Скопа Московская (СИ) - Сапожников Борис Владимирович
[3] Земляной город — историческая местность Москвы внутри несохранившихся крепостных стен Земляного города (ныне Садового кольца), но вне Кремля, Китай-города и Белого города (ныне Бульварного кольца).Это была четвёртая после стен Кремля, Китай-города и Белого города крепостная стена Москвы.
[4]Послужильцы — вооружённые слуги, принадлежавшие к несвободному населению. Все вооружённые холопы или челядь, ходившая за своими боярами в походы, составляли боярский двор, старинное название дружины или свиты боярской. Послужильцы существовали в Российском государстве в XVI—XVIII веках, составляли вооружённую свиту и личную охрану крупных и средних землевладельцев и несли военную службу вместе с дворянами, составляя значительную, а то и большую часть поместного войска. Боевые слуги занимали промежуточное социальное положение между дворянством и крестьянами. По сравнению с совершенно бесправными пашенными холопами эта прослойка, постоянно пополнявшаяся разорившимися мелкопоместными детьми боярскими, пользовалась известными привилегиями
Глава четвертая
Скуратовна
Как ехать в гости к моей отравительнице большой вопрос. А не ехать я не мог. Нужно было нанести визит куме, поднесшей мне кубок с ядом, и хорошенько с ней переговорить. По душам.

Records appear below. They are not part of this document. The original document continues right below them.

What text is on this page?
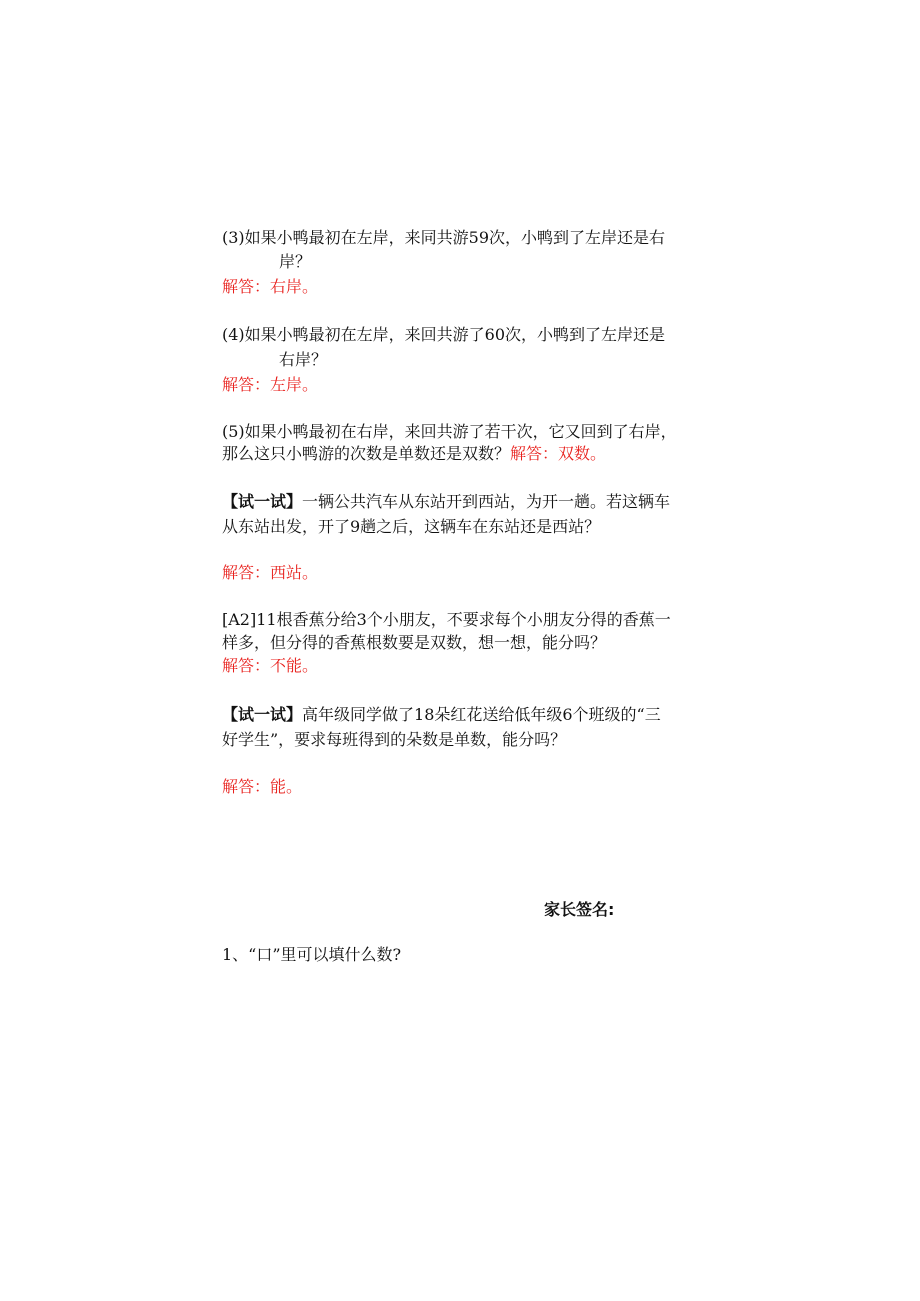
(3)如果小鸭最初在左岸，来同共游59次，小鸭到了左岸还是右
岸？
解答：右岸。
(4)如果小鸭最初在左岸，来回共游了60次，小鸭到了左岸还是
右岸？
解答：左岸。
(5)如果小鸭最初在右岸，来回共游了若干次，它又回到了右岸，
那么这只小鸭游的次数是单数还是双数？解答：双数。
【试一试】一辆公共汽车从东站开到西站，为开一趟。若这辆车
从东站出发，开了9趟之后，这辆车在东站还是西站？
解答：西站。
[A2]11根香蕉分给3个小朋友，不要求每个小朋友分得的香蕉一
样多，但分得的香蕉根数要是双数，想一想，能分吗？
解答：不能。
【试一试】高年级同学做了18朵红花送给低年级6个班级的“三
好学生”，要求每班得到的朵数是单数，能分吗？
解答：能。
家长签名:
1、“口”里可以填什么数?
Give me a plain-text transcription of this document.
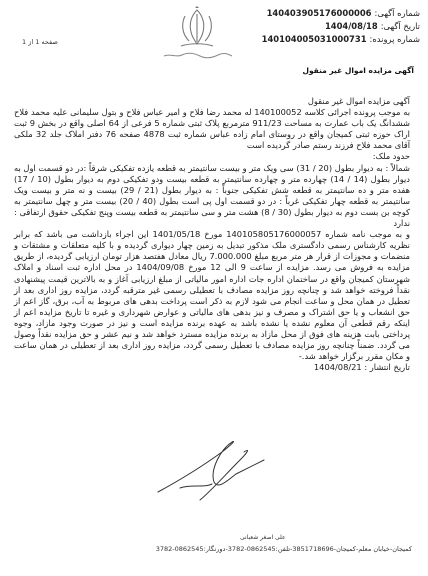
شماره آگهی:140403905176000006
تاریخ آگهی:1404/08/18
شماره پرونده:140104005031000731
صفحه 1 از 1
آگهی مزایده اموال غیر منقول

آگهی مزایده اموال غیر منقول

به موجب پرونده اجرائی کلاسه 140100052 له محمد رضا فلاح و امیر عباس فلاح و بتول سلیمانی علیه محمد فلاح ششدانگ یک باب عمارت به مساحت 911/23 مترمربع پلاک ثبتی شماره 5 فرعی از 64 اصلی واقع در بخش 9 ثبت اراک حوزه ثبتی کمیجان واقع در روستای امام زاده عباس شماره ثبت 4878 صفحه 76 دفتر املاک جلد 32 ملکی آقای محمد فلاح فرزند رستم صادر گردیده است

حدود ملک:

شمالاً : به دیوار بطول (20 / 31) سی ویک متر و بیست سانتیمتر به قطعه یازده تفکیکی شرقاً :در دو قسمت اول به دیوار بطول (14 / 14) چهارده متر و چهارده سانتیمتر به قطعه بیست ودو تفکیکی دوم به دیوار بطول (10 / 17) هفده متر و ده سانتیمتر به قطعه شش تفکیکی جنوباً : به دیوار بطول (21 / 29) بیست و نه متر و بیست ویک سانتیمتر به قطعه چهار تفکیکی غرباً : در دو قسمت اول پی است بطول (40 / 20) بیست متر و چهل سانتیمتر به کوچه بن بست دوم به دیوار بطول (30 / 8) هشت متر و سی سانتیمتر به قطعه بیست وپنج تفکیکی حقوق ارتفاقی : ندارد

و به موجب نامه شماره 140105805176000057 مورخ 1401/05/18 این اجراء بازداشت می باشد که برابر نظریه کارشناس رسمی دادگستری ملک مذکور تبدیل به زمین چهار دیواری گردیده و با کلیه متعلقات و مشتقات و منضمات و مجوزات از قرار هر متر مربع مبلغ 7.000.000 ریال معادل هفتصد هزار تومان ارزیابی گردیده، از طریق مزایده به فروش می رسد. مزایده از ساعت 9 الی 12 مورخ 1404/09/08 در محل اداره ثبت اسناد و املاک شهرستان کمیجان واقع در ساختمان اداره جات اداره امور مالیاتی از مبلغ ارزیابی آغاز و به بالاترین قیمت پیشنهادی نقداً فروخته خواهد شد و چنانچه روز مزایده مصادف با تعطیلی رسمی غیر مترقبه گردد، مزایده روز اداری بعد از تعطیل در همان محل و ساعت انجام می شود لازم به ذکر است پرداخت بدهی های مربوط به آب، برق، گاز اعم از حق انشعاب و یا حق اشتراک و مصرف و نیز بدهی های مالیاتی و عوارض شهرداری و غیره تا تاریخ مزایده اعم از اینکه رقم قطعی آن معلوم نشده یا نشده باشد به عهده برنده مزایده است و نیز در صورت وجود مازاد، وجوه پرداختی بابت هزینه های فوق از محل مازاد به برنده مزایده مسترد خواهد شد و نیم عشر و حق مزایده نقداً وصول می گردد. ضمناً چنانچه روز مزایده مصادف با تعطیل رسمی گردد، مزایده روز اداری بعد از تعطیلی در همان ساعت و مکان مقرر برگزار خواهد شد.-

تاریخ انتشار : 1404/08/21

علی اصغر شعبانی
کمیجان-خیابان معلم-کمیجان-3851718696-تلفن:0862545-3782-دورنگار:0862545-3782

Конечно, я первым делом отправил людей следить за усадьбой её мужа, царёва брата Дмитрия. В гости поеду, конечно же, когда он будет в отъезде. Как оказалось, он почти не бывал дома, едва ли всё время пропадая с братом в Кремле. Конечно же, не хотел великий конюший отходить далеко от царя — иначе кто ему будет шептать в ухо об изменах, окружающих его. Прямо как Грозному и Годунову в последние годы жизни. Екатерина же, супруга его, не могла подолгу отлучаться из дому, потому что вела хозяйство, за которым постоянный пригляд нужен.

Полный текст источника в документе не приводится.